Comment 9 Michael Hofmann 2013-06-02 18:25:19 UTC
I remember I also had this problem. Today, after finding this bug thread, I tried to reproduce the error. But spell checking works fine with LibreOffice 3.6.6.2 as
well as with LibreOffice 4.0.3.3.

I've been thinking about this for a while and I'm pretty sure that this bug has something to do with the strange filenames of German dictionary files.
Can someone who still has the problem ("groß" is marked as error and "gross" is OK) try the steps below, please:

1) Log in as root
2) cd /usr/share/myspell
3) rm *frami*.dic *frami*.aff
4) ln -s /usr/share/hunspell/de_DE_frami.aff de_DE.aff
5) ln -s /usr/share/hunspell/de_DE_frami.dic de_DE.dic
6) Restart LibreOffice an retry spell checking.

After that you should do the steps below:
1) cd /usr/share/myspell
2) rm de_DE.aff de_DE.dic
3) emerge myspell-de

I suspect that it's not an encoding error - LibreOffice just uses the wrong dictionary - although it displays "Deutsch/Deutschland", it uses Swiss German dictionary. 

See also: https://bugs.gentoo.org/show_bug.cgi?id=430468 and https://bugs.gentoo.org/show_bug.cgi?id=430468. This all seems to be the same bug: LibreOffice is confused by '_frami' in the filenames of the dictionaries.
Comment 10 Michael Hofmann 2013-06-02 18:29:20 UTC
Sorry: the second link should have been: https://bugs.gentoo.org/show_bug.cgi?id=458772
Comment 11 Uwe Breidenbach 2013-06-03 21:28:05 UTC
You thought right.
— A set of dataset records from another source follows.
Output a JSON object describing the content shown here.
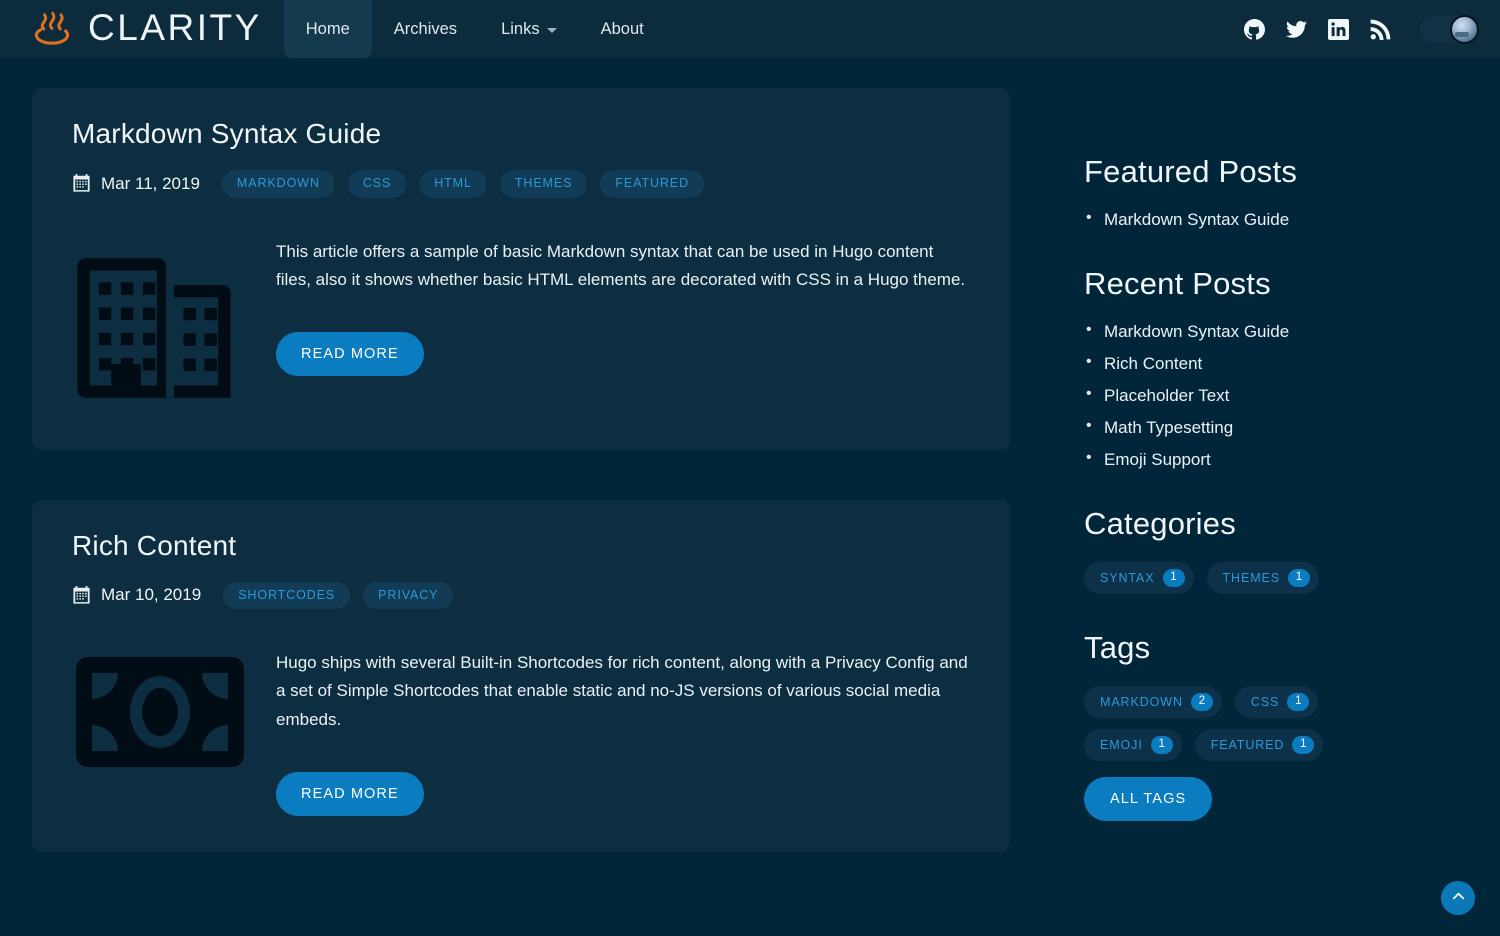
{
  "site": {
    "brand_name": "CLARITY",
    "logo_icon": "hot-spring-icon"
  },
  "nav": {
    "items": [
      {
        "label": "Home",
        "active": true,
        "has_caret": false
      },
      {
        "label": "Archives",
        "active": false,
        "has_caret": false
      },
      {
        "label": "Links",
        "active": false,
        "has_caret": true
      },
      {
        "label": "About",
        "active": false,
        "has_caret": false
      }
    ],
    "social": [
      {
        "name": "github-icon"
      },
      {
        "name": "twitter-icon"
      },
      {
        "name": "linkedin-icon"
      },
      {
        "name": "rss-icon"
      }
    ],
    "theme_toggle": {
      "name": "dark-mode-toggle",
      "state": "dark"
    }
  },
  "posts": [
    {
      "title": "Markdown Syntax Guide",
      "date": "Mar 11, 2019",
      "date_icon": "calendar-icon",
      "tags": [
        "MARKDOWN",
        "CSS",
        "HTML",
        "THEMES",
        "FEATURED"
      ],
      "thumbnail_icon": "buildings-icon",
      "excerpt": "This article offers a sample of basic Markdown syntax that can be used in Hugo content files, also it shows whether basic HTML elements are decorated with CSS in a Hugo theme.",
      "read_more_label": "READ MORE"
    },
    {
      "title": "Rich Content",
      "date": "Mar 10, 2019",
      "date_icon": "calendar-icon",
      "tags": [
        "SHORTCODES",
        "PRIVACY"
      ],
      "thumbnail_icon": "money-bill-icon",
      "excerpt": "Hugo ships with several Built-in Shortcodes for rich content, along with a Privacy Config and a set of Simple Shortcodes that enable static and no-JS versions of various social media embeds.",
      "read_more_label": "READ MORE"
    }
  ],
  "sidebar": {
    "featured": {
      "heading": "Featured Posts",
      "items": [
        "Markdown Syntax Guide"
      ]
    },
    "recent": {
      "heading": "Recent Posts",
      "items": [
        "Markdown Syntax Guide",
        "Rich Content",
        "Placeholder Text",
        "Math Typesetting",
        "Emoji Support"
      ]
    },
    "categories": {
      "heading": "Categories",
      "items": [
        {
          "label": "SYNTAX",
          "count": "1"
        },
        {
          "label": "THEMES",
          "count": "1"
        }
      ]
    },
    "tags": {
      "heading": "Tags",
      "items": [
        {
          "label": "MARKDOWN",
          "count": "2"
        },
        {
          "label": "CSS",
          "count": "1"
        },
        {
          "label": "EMOJI",
          "count": "1"
        },
        {
          "label": "FEATURED",
          "count": "1"
        }
      ],
      "all_tags_label": "ALL TAGS"
    }
  },
  "scroll_top": {
    "name": "scroll-to-top-button",
    "icon": "chevron-up-icon"
  },
  "colors": {
    "page_bg": "#012639",
    "card_bg": "#0d2e40",
    "navbar_bg": "#0c2b3c",
    "accent": "#0a7cbf",
    "pill_bg": "#123c55",
    "pill_text": "#2b98da",
    "logo_orange": "#e0701e"
  }
}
After following (the first part of) your steps, the spell checking in LibreOffice and gedit worked.
Comment 12 Stephen Bosch 2013-06-03 22:19:21 UTC
(In reply to Michael from comment #9)
> I remember I also had this problem. Today, after finding this bug thread, I
> tried to reproduce the error. But spell checking works fine with LibreOffice
> 3.6.6.2 as
> well as with LibreOffice 4.0.3.3.
> 
> I've been thinking about this for a while and I'm pretty sure that this bug
> has something to do with the strange filenames of German dictionary files.
> Can someone who still has the problem ("groß" is marked as error and "gross"
> is OK) try the steps below, please:
> 
> 1) Log in as root
> 2) cd /usr/share/myspell
> 3) rm *frami*.dic *frami*.aff
> 4) ln -s /usr/share/hunspell/de_DE_frami.aff de_DE.aff
> 5) ln -s /usr/share/hunspell/de_DE_frami.dic de_DE.dic
> 6) Restart LibreOffice an retry spell checking.
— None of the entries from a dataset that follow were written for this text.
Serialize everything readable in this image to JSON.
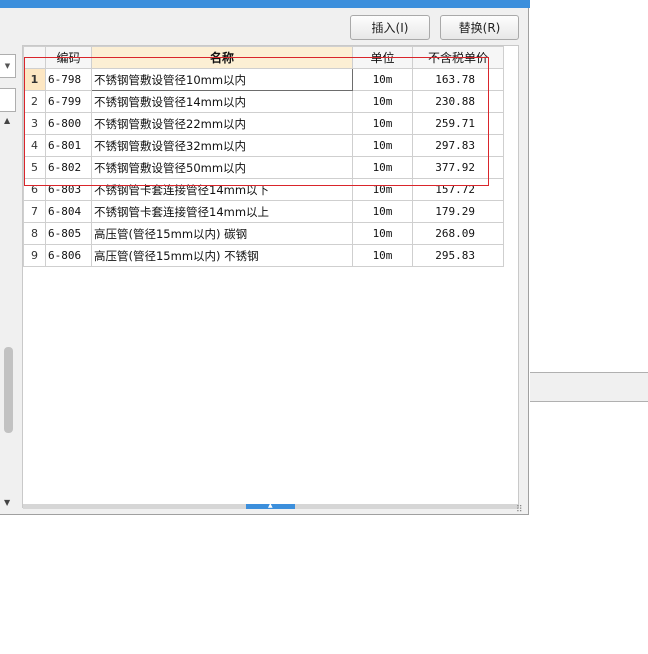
{
  "toolbar": {
    "insert_label": "插入(I)",
    "replace_label": "替换(R)"
  },
  "table": {
    "columns": [
      "编码",
      "名称",
      "单位",
      "不含税单价"
    ],
    "rows": [
      {
        "num": "1",
        "code": "6-798",
        "name": "不锈钢管敷设管径10mm以内",
        "unit": "10m",
        "price": "163.78"
      },
      {
        "num": "2",
        "code": "6-799",
        "name": "不锈钢管敷设管径14mm以内",
        "unit": "10m",
        "price": "230.88"
      },
      {
        "num": "3",
        "code": "6-800",
        "name": "不锈钢管敷设管径22mm以内",
        "unit": "10m",
        "price": "259.71"
      },
      {
        "num": "4",
        "code": "6-801",
        "name": "不锈钢管敷设管径32mm以内",
        "unit": "10m",
        "price": "297.83"
      },
      {
        "num": "5",
        "code": "6-802",
        "name": "不锈钢管敷设管径50mm以内",
        "unit": "10m",
        "price": "377.92"
      },
      {
        "num": "6",
        "code": "6-803",
        "name": "不锈钢管卡套连接管径14mm以下",
        "unit": "10m",
        "price": "157.72"
      },
      {
        "num": "7",
        "code": "6-804",
        "name": "不锈钢管卡套连接管径14mm以上",
        "unit": "10m",
        "price": "179.29"
      },
      {
        "num": "8",
        "code": "6-805",
        "name": "高压管(管径15mm以内) 碳钢",
        "unit": "10m",
        "price": "268.09"
      },
      {
        "num": "9",
        "code": "6-806",
        "name": "高压管(管径15mm以内) 不锈钢",
        "unit": "10m",
        "price": "295.83"
      }
    ]
  },
  "colors": {
    "title_bar": "#3c8fdc",
    "selection_highlight": "#fde7c3",
    "annotation_box": "#d9252b"
  }
}
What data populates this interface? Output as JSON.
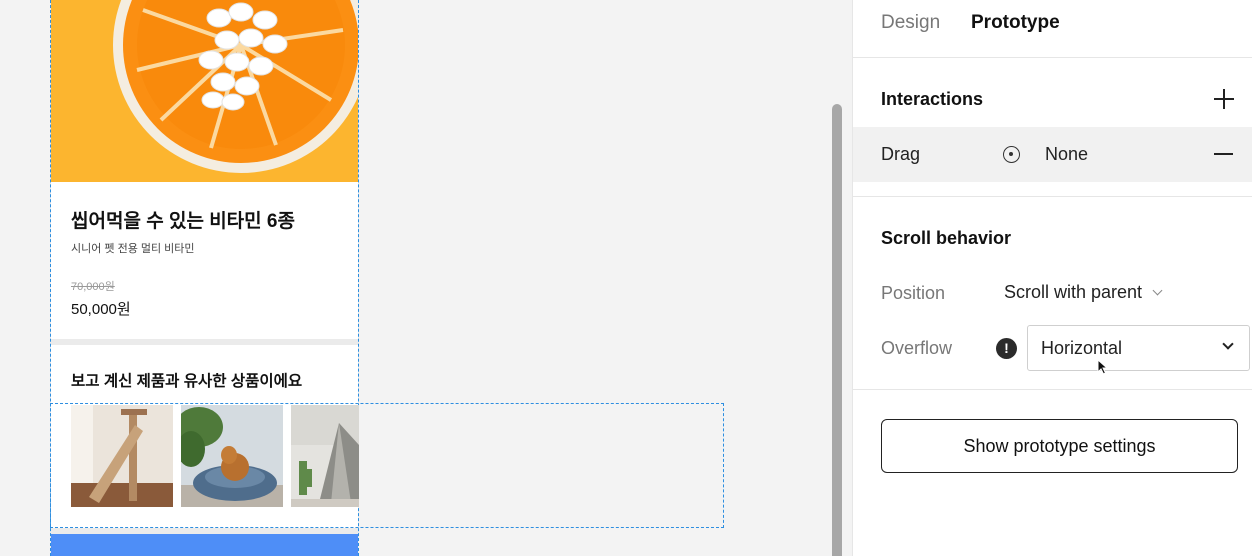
{
  "canvas": {
    "product": {
      "title": "씹어먹을 수 있는 비타민 6종",
      "subtitle": "시니어 펫 전용 멀티 비타민",
      "price_original": "70,000원",
      "price_sale": "50,000원"
    },
    "similar": {
      "title": "보고 계신 제품과 유사한 상품이에요"
    },
    "colors": {
      "hero_bg": "#fcb52f",
      "cta_bar": "#4e8ef7",
      "selection": "#2d8ee0"
    }
  },
  "panel": {
    "tabs": [
      {
        "label": "Design",
        "active": false
      },
      {
        "label": "Prototype",
        "active": true
      }
    ],
    "interactions": {
      "title": "Interactions",
      "add_icon": "plus-icon",
      "row": {
        "trigger": "Drag",
        "action_icon": "target-icon",
        "action": "None",
        "remove_icon": "minus-icon"
      }
    },
    "scroll": {
      "title": "Scroll behavior",
      "position_label": "Position",
      "position_value": "Scroll with parent",
      "overflow_label": "Overflow",
      "overflow_warning_icon": "warning-icon",
      "overflow_value": "Horizontal"
    },
    "settings_button": "Show prototype settings"
  }
}
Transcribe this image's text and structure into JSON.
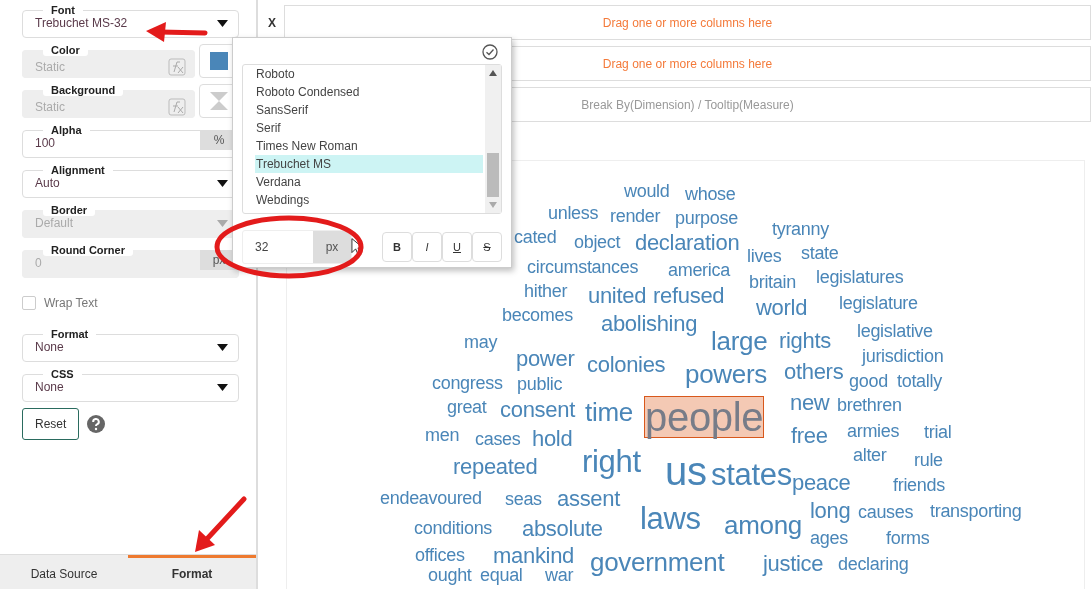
{
  "sidebar": {
    "properties": [
      {
        "kind": "select",
        "label": "Font",
        "value": "Trebuchet MS-32",
        "disabled": false
      },
      {
        "kind": "formula-color",
        "label": "Color",
        "value": "Static",
        "color": "#4a86b8"
      },
      {
        "kind": "formula-pattern",
        "label": "Background",
        "value": "Static"
      },
      {
        "kind": "addon",
        "label": "Alpha",
        "value": "100",
        "unit": "%",
        "disabled": false
      },
      {
        "kind": "select",
        "label": "Alignment",
        "value": "Auto",
        "disabled": false
      },
      {
        "kind": "select",
        "label": "Border",
        "value": "Default",
        "disabled": true
      },
      {
        "kind": "addon",
        "label": "Round Corner",
        "value": "0",
        "unit": "px",
        "disabled": true
      },
      {
        "kind": "checkbox",
        "label": "Wrap Text",
        "checked": false
      },
      {
        "kind": "select",
        "label": "Format",
        "value": "None",
        "disabled": false
      },
      {
        "kind": "select",
        "label": "CSS",
        "value": "None",
        "disabled": false
      },
      {
        "kind": "button",
        "label": "Reset"
      }
    ],
    "tabs": [
      {
        "label": "Data Source",
        "selected": false
      },
      {
        "label": "Format",
        "selected": true
      }
    ]
  },
  "shelves": {
    "x_label": "X",
    "zones": [
      {
        "kind": "empty",
        "text": "Drag one or more columns here"
      },
      {
        "kind": "empty",
        "text": "Drag one or more columns here"
      },
      {
        "kind": "hint",
        "text": "Break By(Dimension) / Tooltip(Measure)"
      }
    ]
  },
  "font_popup": {
    "fonts": [
      {
        "label": "Roboto",
        "selected": false
      },
      {
        "label": "Roboto Condensed",
        "selected": false
      },
      {
        "label": "SansSerif",
        "selected": false
      },
      {
        "label": "Serif",
        "selected": false
      },
      {
        "label": "Times New Roman",
        "selected": false
      },
      {
        "label": "Trebuchet MS",
        "selected": true
      },
      {
        "label": "Verdana",
        "selected": false
      },
      {
        "label": "Webdings",
        "selected": false
      }
    ],
    "size": "32",
    "size_unit": "px",
    "styles": [
      {
        "label": "B",
        "kind": "bold",
        "selected": false
      },
      {
        "label": "I",
        "kind": "italic",
        "selected": false
      },
      {
        "label": "U",
        "kind": "underline",
        "selected": false
      },
      {
        "label": "S",
        "kind": "strike",
        "selected": false
      }
    ]
  },
  "word_cloud": {
    "words": [
      {
        "text": "would",
        "kind": "s",
        "selected": false
      },
      {
        "text": "whose",
        "kind": "s",
        "selected": false
      },
      {
        "text": "unless",
        "kind": "s",
        "selected": false
      },
      {
        "text": "render",
        "kind": "s",
        "selected": false
      },
      {
        "text": "purpose",
        "kind": "s",
        "selected": false
      },
      {
        "text": "cated",
        "kind": "s",
        "selected": false
      },
      {
        "text": "object",
        "kind": "s",
        "selected": false
      },
      {
        "text": "declaration",
        "kind": "m",
        "selected": false
      },
      {
        "text": "tyranny",
        "kind": "s",
        "selected": false
      },
      {
        "text": "lives",
        "kind": "s",
        "selected": false
      },
      {
        "text": "state",
        "kind": "s",
        "selected": false
      },
      {
        "text": "circumstances",
        "kind": "s",
        "selected": false
      },
      {
        "text": "america",
        "kind": "s",
        "selected": false
      },
      {
        "text": "britain",
        "kind": "s",
        "selected": false
      },
      {
        "text": "legislatures",
        "kind": "s",
        "selected": false
      },
      {
        "text": "hither",
        "kind": "s",
        "selected": false
      },
      {
        "text": "united",
        "kind": "m",
        "selected": false
      },
      {
        "text": "refused",
        "kind": "m",
        "selected": false
      },
      {
        "text": "world",
        "kind": "m",
        "selected": false
      },
      {
        "text": "legislature",
        "kind": "s",
        "selected": false
      },
      {
        "text": "becomes",
        "kind": "s",
        "selected": false
      },
      {
        "text": "abolishing",
        "kind": "m",
        "selected": false
      },
      {
        "text": "legislative",
        "kind": "s",
        "selected": false
      },
      {
        "text": "may",
        "kind": "s",
        "selected": false
      },
      {
        "text": "large",
        "kind": "l",
        "selected": false
      },
      {
        "text": "rights",
        "kind": "m",
        "selected": false
      },
      {
        "text": "power",
        "kind": "m",
        "selected": false
      },
      {
        "text": "colonies",
        "kind": "m",
        "selected": false
      },
      {
        "text": "jurisdiction",
        "kind": "s",
        "selected": false
      },
      {
        "text": "powers",
        "kind": "l",
        "selected": false
      },
      {
        "text": "others",
        "kind": "m",
        "selected": false
      },
      {
        "text": "congress",
        "kind": "s",
        "selected": false
      },
      {
        "text": "public",
        "kind": "s",
        "selected": false
      },
      {
        "text": "good",
        "kind": "s",
        "selected": false
      },
      {
        "text": "totally",
        "kind": "s",
        "selected": false
      },
      {
        "text": "great",
        "kind": "s",
        "selected": false
      },
      {
        "text": "consent",
        "kind": "m",
        "selected": false
      },
      {
        "text": "time",
        "kind": "l",
        "selected": false
      },
      {
        "text": "people",
        "kind": "xxl",
        "selected": true
      },
      {
        "text": "new",
        "kind": "m",
        "selected": false
      },
      {
        "text": "brethren",
        "kind": "s",
        "selected": false
      },
      {
        "text": "men",
        "kind": "s",
        "selected": false
      },
      {
        "text": "cases",
        "kind": "s",
        "selected": false
      },
      {
        "text": "hold",
        "kind": "m",
        "selected": false
      },
      {
        "text": "free",
        "kind": "m",
        "selected": false
      },
      {
        "text": "armies",
        "kind": "s",
        "selected": false
      },
      {
        "text": "trial",
        "kind": "s",
        "selected": false
      },
      {
        "text": "repeated",
        "kind": "m",
        "selected": false
      },
      {
        "text": "right",
        "kind": "xl",
        "selected": false
      },
      {
        "text": "us",
        "kind": "xxl",
        "selected": false
      },
      {
        "text": "states",
        "kind": "xl",
        "selected": false
      },
      {
        "text": "alter",
        "kind": "s",
        "selected": false
      },
      {
        "text": "rule",
        "kind": "s",
        "selected": false
      },
      {
        "text": "endeavoured",
        "kind": "s",
        "selected": false
      },
      {
        "text": "seas",
        "kind": "s",
        "selected": false
      },
      {
        "text": "assent",
        "kind": "m",
        "selected": false
      },
      {
        "text": "peace",
        "kind": "m",
        "selected": false
      },
      {
        "text": "friends",
        "kind": "s",
        "selected": false
      },
      {
        "text": "laws",
        "kind": "xl",
        "selected": false
      },
      {
        "text": "among",
        "kind": "l",
        "selected": false
      },
      {
        "text": "long",
        "kind": "m",
        "selected": false
      },
      {
        "text": "causes",
        "kind": "s",
        "selected": false
      },
      {
        "text": "transporting",
        "kind": "s",
        "selected": false
      },
      {
        "text": "conditions",
        "kind": "s",
        "selected": false
      },
      {
        "text": "absolute",
        "kind": "m",
        "selected": false
      },
      {
        "text": "ages",
        "kind": "s",
        "selected": false
      },
      {
        "text": "forms",
        "kind": "s",
        "selected": false
      },
      {
        "text": "offices",
        "kind": "s",
        "selected": false
      },
      {
        "text": "mankind",
        "kind": "m",
        "selected": false
      },
      {
        "text": "government",
        "kind": "l",
        "selected": false
      },
      {
        "text": "justice",
        "kind": "m",
        "selected": false
      },
      {
        "text": "declaring",
        "kind": "s",
        "selected": false
      },
      {
        "text": "ought",
        "kind": "s",
        "selected": false
      },
      {
        "text": "equal",
        "kind": "s",
        "selected": false
      },
      {
        "text": "war",
        "kind": "s",
        "selected": false
      }
    ]
  }
}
This worked for me as well.

> After that you should do the steps below:
> 1) cd /usr/share/myspell
> 2) rm de_DE.aff de_DE.dic
> 3) emerge myspell-de

If the first set of instructions are an effective workaround, why is the remerge necessary? It will just end up replacing the old symlinks.
 
> I suspect that it's not an encoding error - LibreOffice just uses the wrong
> dictionary - although it displays "Deutsch/Deutschland", it uses Swiss
> German dictionary. 
> 
> See also: https://bugs.gentoo.org/show_bug.cgi?id=430468 and
> https://bugs.gentoo.org/show_bug.cgi?id=430468. This all seems to be the
> same bug: LibreOffice is confused by '_frami' in the filenames of the
> dictionaries.

So where does this need to be fixed, then?
Comment 13 Michael Hofmann 2013-06-03 22:32:05 UTC
The second part with the "emerge" is only to restore current configuration - I didn't know if the proposed steps in part 1 really solve your problem - and I didn't want to leave with you a garbled system...

I'll write an email to the package maintainer of myspell-de and propose
to omit "_frami" from the filenames of German dictionaries in /usr/share/myspell. 
I'm pretty sure now that this is the right way to go... Thanks for reporting your results!
Comment 14 Tomáš Chvátal (RETIRED) gentoo-dev 2013-06-04 13:10:45 UTC
Removed the frami part in -r1 bump of the dicts as suggested.

Lets see how many regressions that cause.